Meinung : Bundesliga-Finale: Fußball wie im Rausch

Fußball ist ein Spiel für 22 Personen - und am Ende gewinnen die Bayern. Der leicht abgewandelte Spruch des englischen Fußballstars Gary Lineker passt zwar als Wort zum Finaltag. Aber er klingt zu nüchtern, um die Dramatik dieses letzten Spieltags zu erfassen. Und auch wenn die Bayern mit Blick auf das Champions-League-Endspiel am Mittwoch nicht groß feiern wollen - diese Saison war ein langer Rausch. Dank des Meisters, der dem deutschen Fußball international neue Hoffnung gab. Dank einer deutschen Fünferbande, die mit der europäischen Spitzenmannschaft aus München mithielt, bis am Ende nur noch die traurigen Schalker übrig blieben.

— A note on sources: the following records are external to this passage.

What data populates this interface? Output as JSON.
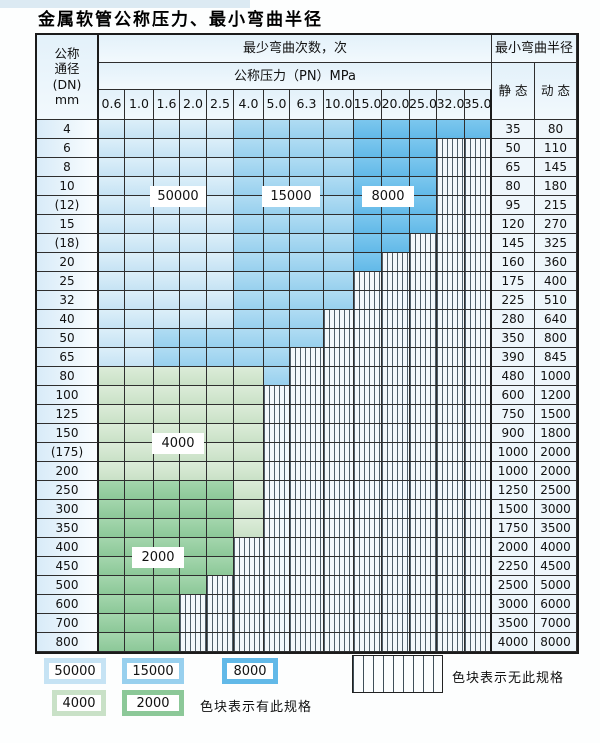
{
  "title": "金属软管公称压力、最小弯曲半径",
  "header": {
    "dn_lines": [
      "公称",
      "通径",
      "(DN)",
      "mm"
    ],
    "bend_cycles": "最少弯曲次数，次",
    "pressure": "公称压力（PN）MPa",
    "min_radius": "最小弯曲半径",
    "static_label": "静 态",
    "dynamic_label": "动 态"
  },
  "pressure_columns": [
    "0.6",
    "1.0",
    "1.6",
    "2.0",
    "2.5",
    "4.0",
    "5.0",
    "6.3",
    "10.0",
    "15.0",
    "20.0",
    "25.0",
    "32.0",
    "35.0"
  ],
  "cycle_classes": {
    "b1": {
      "label": "50000",
      "color": "#cfe8f7"
    },
    "b2": {
      "label": "15000",
      "color": "#a0d4ef"
    },
    "b3": {
      "label": "8000",
      "color": "#6fc0eb"
    },
    "g1": {
      "label": "4000",
      "color": "#d2e6d0"
    },
    "g2": {
      "label": "2000",
      "color": "#98cfa3"
    },
    "x": {
      "label": "无此规格",
      "color": "hatched-white"
    }
  },
  "overlays": [
    {
      "text": "50000"
    },
    {
      "text": "15000"
    },
    {
      "text": "8000"
    },
    {
      "text": "4000"
    },
    {
      "text": "2000"
    }
  ],
  "rows": [
    {
      "dn": "4",
      "static": "35",
      "dynamic": "80",
      "cells": [
        "b1",
        "b1",
        "b1",
        "b1",
        "b1",
        "b2",
        "b2",
        "b2",
        "b2",
        "b3",
        "b3",
        "b3",
        "b3",
        "b3"
      ]
    },
    {
      "dn": "6",
      "static": "50",
      "dynamic": "110",
      "cells": [
        "b1",
        "b1",
        "b1",
        "b1",
        "b1",
        "b2",
        "b2",
        "b2",
        "b2",
        "b3",
        "b3",
        "b3",
        "x",
        "x"
      ]
    },
    {
      "dn": "8",
      "static": "65",
      "dynamic": "145",
      "cells": [
        "b1",
        "b1",
        "b1",
        "b1",
        "b1",
        "b2",
        "b2",
        "b2",
        "b2",
        "b3",
        "b3",
        "b3",
        "x",
        "x"
      ]
    },
    {
      "dn": "10",
      "static": "80",
      "dynamic": "180",
      "cells": [
        "b1",
        "b1",
        "b1",
        "b1",
        "b1",
        "b2",
        "b2",
        "b2",
        "b2",
        "b3",
        "b3",
        "b3",
        "x",
        "x"
      ]
    },
    {
      "dn": "(12)",
      "static": "95",
      "dynamic": "215",
      "cells": [
        "b1",
        "b1",
        "b1",
        "b1",
        "b1",
        "b2",
        "b2",
        "b2",
        "b2",
        "b3",
        "b3",
        "b3",
        "x",
        "x"
      ]
    },
    {
      "dn": "15",
      "static": "120",
      "dynamic": "270",
      "cells": [
        "b1",
        "b1",
        "b1",
        "b1",
        "b1",
        "b2",
        "b2",
        "b2",
        "b2",
        "b3",
        "b3",
        "b3",
        "x",
        "x"
      ]
    },
    {
      "dn": "(18)",
      "static": "145",
      "dynamic": "325",
      "cells": [
        "b1",
        "b1",
        "b1",
        "b1",
        "b1",
        "b2",
        "b2",
        "b2",
        "b2",
        "b3",
        "b3",
        "x",
        "x",
        "x"
      ]
    },
    {
      "dn": "20",
      "static": "160",
      "dynamic": "360",
      "cells": [
        "b1",
        "b1",
        "b1",
        "b1",
        "b1",
        "b2",
        "b2",
        "b2",
        "b2",
        "b3",
        "x",
        "x",
        "x",
        "x"
      ]
    },
    {
      "dn": "25",
      "static": "175",
      "dynamic": "400",
      "cells": [
        "b1",
        "b1",
        "b1",
        "b1",
        "b1",
        "b2",
        "b2",
        "b2",
        "b2",
        "x",
        "x",
        "x",
        "x",
        "x"
      ]
    },
    {
      "dn": "32",
      "static": "225",
      "dynamic": "510",
      "cells": [
        "b1",
        "b1",
        "b1",
        "b1",
        "b1",
        "b2",
        "b2",
        "b2",
        "b2",
        "x",
        "x",
        "x",
        "x",
        "x"
      ]
    },
    {
      "dn": "40",
      "static": "280",
      "dynamic": "640",
      "cells": [
        "b1",
        "b1",
        "b1",
        "b1",
        "b1",
        "b2",
        "b2",
        "b2",
        "x",
        "x",
        "x",
        "x",
        "x",
        "x"
      ]
    },
    {
      "dn": "50",
      "static": "350",
      "dynamic": "800",
      "cells": [
        "b1",
        "b1",
        "b2",
        "b2",
        "b2",
        "b2",
        "b2",
        "b2",
        "x",
        "x",
        "x",
        "x",
        "x",
        "x"
      ]
    },
    {
      "dn": "65",
      "static": "390",
      "dynamic": "845",
      "cells": [
        "b1",
        "b1",
        "b2",
        "b2",
        "b2",
        "b2",
        "b2",
        "x",
        "x",
        "x",
        "x",
        "x",
        "x",
        "x"
      ]
    },
    {
      "dn": "80",
      "static": "480",
      "dynamic": "1000",
      "cells": [
        "g1",
        "g1",
        "g1",
        "g1",
        "g1",
        "g1",
        "b2",
        "x",
        "x",
        "x",
        "x",
        "x",
        "x",
        "x"
      ]
    },
    {
      "dn": "100",
      "static": "600",
      "dynamic": "1200",
      "cells": [
        "g1",
        "g1",
        "g1",
        "g1",
        "g1",
        "g1",
        "x",
        "x",
        "x",
        "x",
        "x",
        "x",
        "x",
        "x"
      ]
    },
    {
      "dn": "125",
      "static": "750",
      "dynamic": "1500",
      "cells": [
        "g1",
        "g1",
        "g1",
        "g1",
        "g1",
        "g1",
        "x",
        "x",
        "x",
        "x",
        "x",
        "x",
        "x",
        "x"
      ]
    },
    {
      "dn": "150",
      "static": "900",
      "dynamic": "1800",
      "cells": [
        "g1",
        "g1",
        "g1",
        "g1",
        "g1",
        "g1",
        "x",
        "x",
        "x",
        "x",
        "x",
        "x",
        "x",
        "x"
      ]
    },
    {
      "dn": "(175)",
      "static": "1000",
      "dynamic": "2000",
      "cells": [
        "g1",
        "g1",
        "g1",
        "g1",
        "g1",
        "g1",
        "x",
        "x",
        "x",
        "x",
        "x",
        "x",
        "x",
        "x"
      ]
    },
    {
      "dn": "200",
      "static": "1000",
      "dynamic": "2000",
      "cells": [
        "g1",
        "g1",
        "g1",
        "g1",
        "g1",
        "g1",
        "x",
        "x",
        "x",
        "x",
        "x",
        "x",
        "x",
        "x"
      ]
    },
    {
      "dn": "250",
      "static": "1250",
      "dynamic": "2500",
      "cells": [
        "g2",
        "g2",
        "g2",
        "g2",
        "g2",
        "g1",
        "x",
        "x",
        "x",
        "x",
        "x",
        "x",
        "x",
        "x"
      ]
    },
    {
      "dn": "300",
      "static": "1500",
      "dynamic": "3000",
      "cells": [
        "g2",
        "g2",
        "g2",
        "g2",
        "g2",
        "g1",
        "x",
        "x",
        "x",
        "x",
        "x",
        "x",
        "x",
        "x"
      ]
    },
    {
      "dn": "350",
      "static": "1750",
      "dynamic": "3500",
      "cells": [
        "g2",
        "g2",
        "g2",
        "g2",
        "g2",
        "g1",
        "x",
        "x",
        "x",
        "x",
        "x",
        "x",
        "x",
        "x"
      ]
    },
    {
      "dn": "400",
      "static": "2000",
      "dynamic": "4000",
      "cells": [
        "g2",
        "g2",
        "g2",
        "g2",
        "g2",
        "x",
        "x",
        "x",
        "x",
        "x",
        "x",
        "x",
        "x",
        "x"
      ]
    },
    {
      "dn": "450",
      "static": "2250",
      "dynamic": "4500",
      "cells": [
        "g2",
        "g2",
        "g2",
        "g2",
        "g2",
        "x",
        "x",
        "x",
        "x",
        "x",
        "x",
        "x",
        "x",
        "x"
      ]
    },
    {
      "dn": "500",
      "static": "2500",
      "dynamic": "5000",
      "cells": [
        "g2",
        "g2",
        "g2",
        "g2",
        "x",
        "x",
        "x",
        "x",
        "x",
        "x",
        "x",
        "x",
        "x",
        "x"
      ]
    },
    {
      "dn": "600",
      "static": "3000",
      "dynamic": "6000",
      "cells": [
        "g2",
        "g2",
        "g2",
        "x",
        "x",
        "x",
        "x",
        "x",
        "x",
        "x",
        "x",
        "x",
        "x",
        "x"
      ]
    },
    {
      "dn": "700",
      "static": "3500",
      "dynamic": "7000",
      "cells": [
        "g2",
        "g2",
        "g2",
        "x",
        "x",
        "x",
        "x",
        "x",
        "x",
        "x",
        "x",
        "x",
        "x",
        "x"
      ]
    },
    {
      "dn": "800",
      "static": "4000",
      "dynamic": "8000",
      "cells": [
        "g2",
        "g2",
        "g2",
        "x",
        "x",
        "x",
        "x",
        "x",
        "x",
        "x",
        "x",
        "x",
        "x",
        "x"
      ]
    }
  ],
  "legend": {
    "items": [
      {
        "label": "50000",
        "color": "#cfe8f7"
      },
      {
        "label": "15000",
        "color": "#a0d4ef"
      },
      {
        "label": "8000",
        "color": "#6fc0eb"
      },
      {
        "label": "4000",
        "color": "#d2e6d0"
      },
      {
        "label": "2000",
        "color": "#98cfa3"
      }
    ],
    "has_spec": "色块表示有此规格",
    "no_spec": "色块表示无此规格"
  }
}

Selten war eine Saison so spannend. Selten war der Fußball so aufregend, so schnell, so glamourös. Wer mag da noch die üblichen Verdächtigungen über ausufernden Kommerz und geldgierige Stars hören? Wer sehnt sich da noch nach den alten Zeiten mit Rehhagels Blutgrätsche und Netzers wehendem Haupthaar? Nostalgie trübt den Blick für das Neue, das anders ist, aber nicht schlechter.

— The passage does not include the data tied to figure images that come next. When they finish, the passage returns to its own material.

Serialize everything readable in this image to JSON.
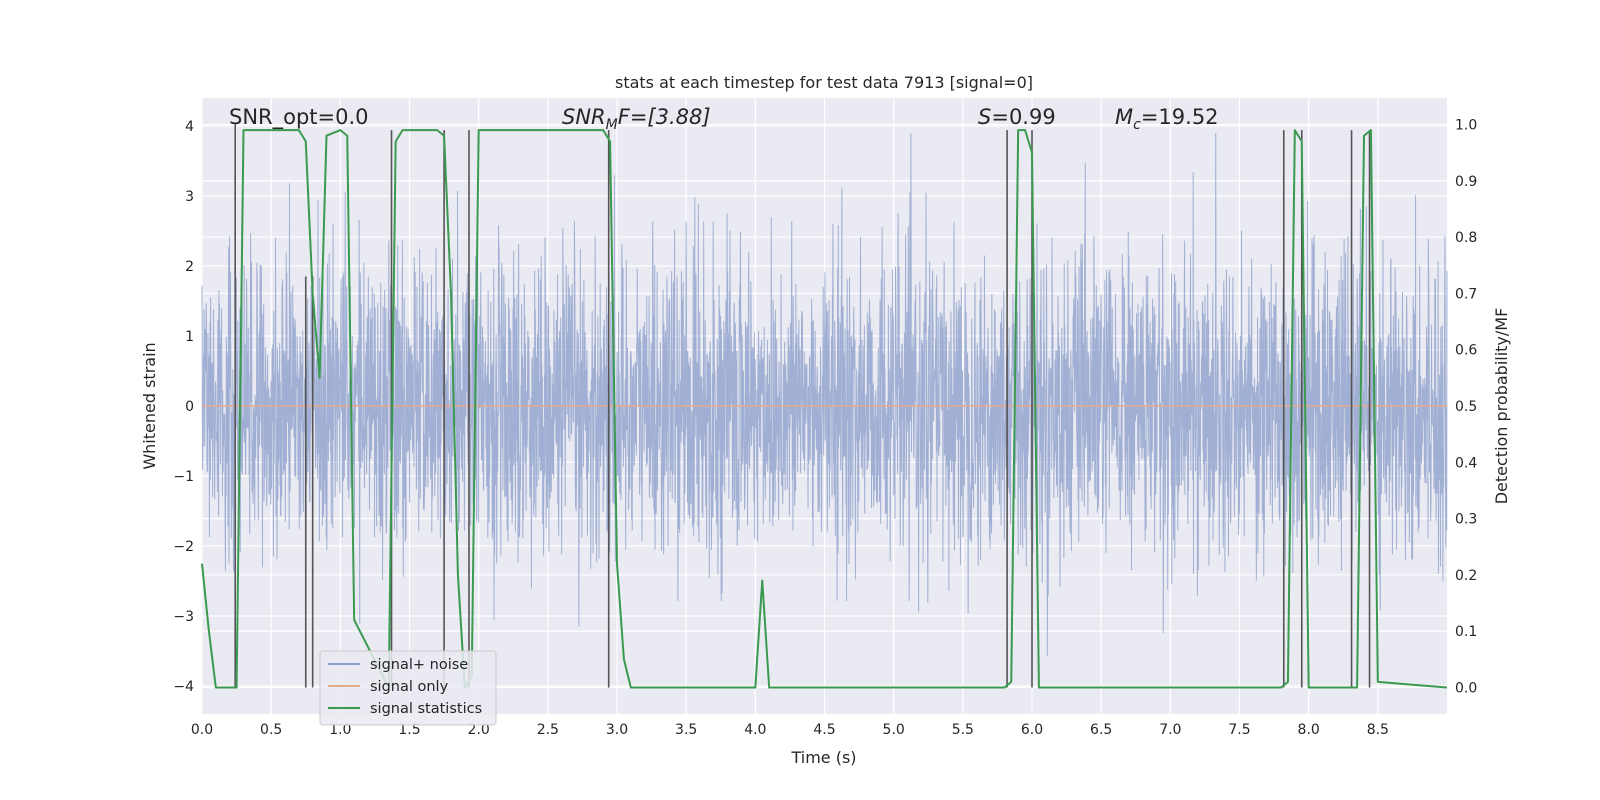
{
  "chart_data": {
    "type": "line",
    "title": "stats at each timestep for test data 7913 [signal=0]",
    "xlabel": "Time (s)",
    "ylabel_left": "Whitened strain",
    "ylabel_right": "Detection probability/MF",
    "xlim": [
      0,
      9
    ],
    "ylim_left": [
      -4.4,
      4.4
    ],
    "ylim_right": [
      -0.047,
      1.047
    ],
    "x_ticks": [
      "0.0",
      "0.5",
      "1.0",
      "1.5",
      "2.0",
      "2.5",
      "3.0",
      "3.5",
      "4.0",
      "4.5",
      "5.0",
      "5.5",
      "6.0",
      "6.5",
      "7.0",
      "7.5",
      "8.0",
      "8.5"
    ],
    "y_ticks_left": [
      "4",
      "3",
      "2",
      "1",
      "0",
      "−1",
      "−2",
      "−3",
      "−4"
    ],
    "y_ticks_right": [
      "1.0",
      "0.9",
      "0.8",
      "0.7",
      "0.6",
      "0.5",
      "0.4",
      "0.3",
      "0.2",
      "0.1",
      "0.0"
    ],
    "grid": true,
    "legend_placement": "lower-left",
    "annotations": {
      "snr_opt": "SNR_opt=0.0",
      "snr_mf_base": "SNR",
      "snr_mf_sub": "M",
      "snr_mf_rest": "F=[3.88]",
      "s_base": "S",
      "s_rest": "=0.99",
      "mc_base": "M",
      "mc_sub": "c",
      "mc_rest": "=19.52"
    },
    "series": [
      {
        "name": "signal+ noise",
        "color": "#8da0cb",
        "axis": "left",
        "amplitude_envelope": [
          -3.9,
          3.9
        ]
      },
      {
        "name": "signal only",
        "color": "#e5a98c",
        "axis": "left",
        "x": [
          0,
          9
        ],
        "y": [
          0,
          0
        ]
      },
      {
        "name": "signal statistics",
        "color": "#3a9a4f",
        "axis": "right",
        "x": [
          0.0,
          0.05,
          0.1,
          0.2,
          0.25,
          0.3,
          0.5,
          0.55,
          0.7,
          0.75,
          0.8,
          0.85,
          0.9,
          1.0,
          1.05,
          1.1,
          1.35,
          1.4,
          1.45,
          1.7,
          1.75,
          1.8,
          1.85,
          1.9,
          1.95,
          2.0,
          2.9,
          2.95,
          3.0,
          3.05,
          3.1,
          3.5,
          4.0,
          4.05,
          4.1,
          4.15,
          5.8,
          5.85,
          5.9,
          5.95,
          6.0,
          6.05,
          6.5,
          7.5,
          7.8,
          7.85,
          7.9,
          7.95,
          8.0,
          8.3,
          8.35,
          8.4,
          8.45,
          8.5,
          9.0
        ],
        "y": [
          0.22,
          0.1,
          0.0,
          0.0,
          0.0,
          0.99,
          0.99,
          0.99,
          0.99,
          0.97,
          0.7,
          0.55,
          0.98,
          0.99,
          0.98,
          0.12,
          0.0,
          0.97,
          0.99,
          0.99,
          0.98,
          0.7,
          0.2,
          0.0,
          0.02,
          0.99,
          0.99,
          0.97,
          0.22,
          0.05,
          0.0,
          0.0,
          0.0,
          0.19,
          0.0,
          0.0,
          0.0,
          0.01,
          0.99,
          0.99,
          0.95,
          0.0,
          0.0,
          0.0,
          0.0,
          0.01,
          0.99,
          0.97,
          0.0,
          0.0,
          0.0,
          0.98,
          0.99,
          0.01,
          0.0
        ]
      }
    ],
    "vertical_markers": [
      {
        "x": 0.24,
        "y_top": 1.0
      },
      {
        "x": 0.75,
        "y_top": 0.73
      },
      {
        "x": 0.8,
        "y_top": 0.73
      },
      {
        "x": 1.37,
        "y_top": 0.99
      },
      {
        "x": 1.75,
        "y_top": 0.99
      },
      {
        "x": 1.93,
        "y_top": 0.99
      },
      {
        "x": 2.94,
        "y_top": 0.99
      },
      {
        "x": 5.82,
        "y_top": 0.99
      },
      {
        "x": 6.0,
        "y_top": 0.99
      },
      {
        "x": 7.82,
        "y_top": 0.99
      },
      {
        "x": 7.95,
        "y_top": 0.99
      },
      {
        "x": 8.31,
        "y_top": 0.99
      },
      {
        "x": 8.44,
        "y_top": 0.99
      }
    ]
  }
}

Die Wärme des Vertrauten ist dem Reiz des Exotischen gewichen. Die Helden kommen nicht mehr aus der Region, sondern aus der ganzen Welt. Das hat die EU mit ihrer Rechtsprechung durchgesetzt. Hohe Ablösesummen und Gehälter, Kolonnen von Nullen, gehören zum Zahlenspiel des Fußballs wie Tabellenplatz und Tordifferenz. Dass auch Millionäre und Legionäre zu Identifikationsfiguren taugen, beweisen Spieler wie Ebbe Sand (Dänemark/Schalke 04), Vasile Miriuta (Rumänien/Energie Cottbus) oder Giovane Elber (Brasilien/Bayern München). Dass sie bei schlechten Leistungen als Millionarios und Söldner geschmäht werden, ist nur legitim. Denn die Spieler sind keine kleinen Angestellten, sondern Subunternehmer, die für ihr Produkt geradestehen müssen. Sie halten Berater, Agenten und Therapeuten in Lohn und Brot. Dem muss eine europaweite Regelung über Kündigungsfristen und Vertragssicherheit Rechnung tragen. Die Fans wollen nicht, dass in jeder Saison eine neue Mannschaft aufläuft.

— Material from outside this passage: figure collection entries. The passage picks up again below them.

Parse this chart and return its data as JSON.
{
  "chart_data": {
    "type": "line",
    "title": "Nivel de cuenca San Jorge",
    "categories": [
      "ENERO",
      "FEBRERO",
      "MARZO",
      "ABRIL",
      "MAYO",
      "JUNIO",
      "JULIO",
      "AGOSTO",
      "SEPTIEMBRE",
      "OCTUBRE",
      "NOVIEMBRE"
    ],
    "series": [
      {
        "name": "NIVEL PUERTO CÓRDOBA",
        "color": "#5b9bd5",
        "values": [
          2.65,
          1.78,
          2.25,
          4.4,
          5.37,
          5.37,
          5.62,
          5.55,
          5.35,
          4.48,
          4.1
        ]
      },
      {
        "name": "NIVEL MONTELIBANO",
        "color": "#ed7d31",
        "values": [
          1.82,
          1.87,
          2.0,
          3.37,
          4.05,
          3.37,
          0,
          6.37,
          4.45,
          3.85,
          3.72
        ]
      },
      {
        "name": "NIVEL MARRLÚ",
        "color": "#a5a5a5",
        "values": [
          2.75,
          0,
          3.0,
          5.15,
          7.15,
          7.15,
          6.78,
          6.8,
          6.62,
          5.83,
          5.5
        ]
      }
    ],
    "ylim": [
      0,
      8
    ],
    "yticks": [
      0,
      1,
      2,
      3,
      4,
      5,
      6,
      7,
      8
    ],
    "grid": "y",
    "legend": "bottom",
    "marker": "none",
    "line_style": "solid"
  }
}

Die Fans werden mündig. Organisationen wie das "Bündnis aktiver Fußball-Fans" oder "Pro 15.30" werden von den Vereinen und vom Deutschen Fußball-Bund als Gesprächs- und im Fall des Protestes gegen die Sonntagsspiele sogar als Verhandlungspartner ernst genommen. Fanzines wie "Schalke Unser" oder St. Paulis "Übersteiger", selbstproduzierte Magazine von Fans für Fans, sind etablierte unabhängige Foren. Im Internet kommunizieren Fußballfans auf Hunderten von Homepages von antibayern.de bis world-wide-werder.

Die Fans im Stadion entdecken ihre Macht. Sie werden gebraucht, auch wenn ihr Anteil am Umsatz bei einem Verein wie Bayern München in 20 Jahren von 80 auf 18 Prozent geschrumpft ist und Stehplätze von VIP-Logen verdrängt werden. Wer würde eine teure Stadion-Loge für Geschäftsleute kaufen, wenn im Stadion nur Geschäftsleute wären? Das fragt Nick Hornby, englischer Romancier und FC-Arsenal-Fan in "Fever Pitch". Die Vereine haben gelernt, dass die Zuschauer auf den teureren Plätzen nicht nur wegen Effenberg und Preetz kommen, sondern auch wegen der Leute, die viel Lärm um Effenberg und Preetz machen: der Fans in den Kurven. Für Radio und Fernsehen liefern sie Atmosphäre frei Haus. Und bezahlen sogar noch dafür. Deshalb kümmern sich die Vereine mit Fanbeauftragten um ihre Klientel. In einigen Vereinen sitzen Fan-Vertreter im Aufsichtsrat und praktizieren eine bescheidene Form von Mitbestimmung.

Es bewegt sich was im Fußball. Die Freude auf die neue Saison beginnt schon jetzt - auch wenn am Ende wieder die Bayern gewinnen.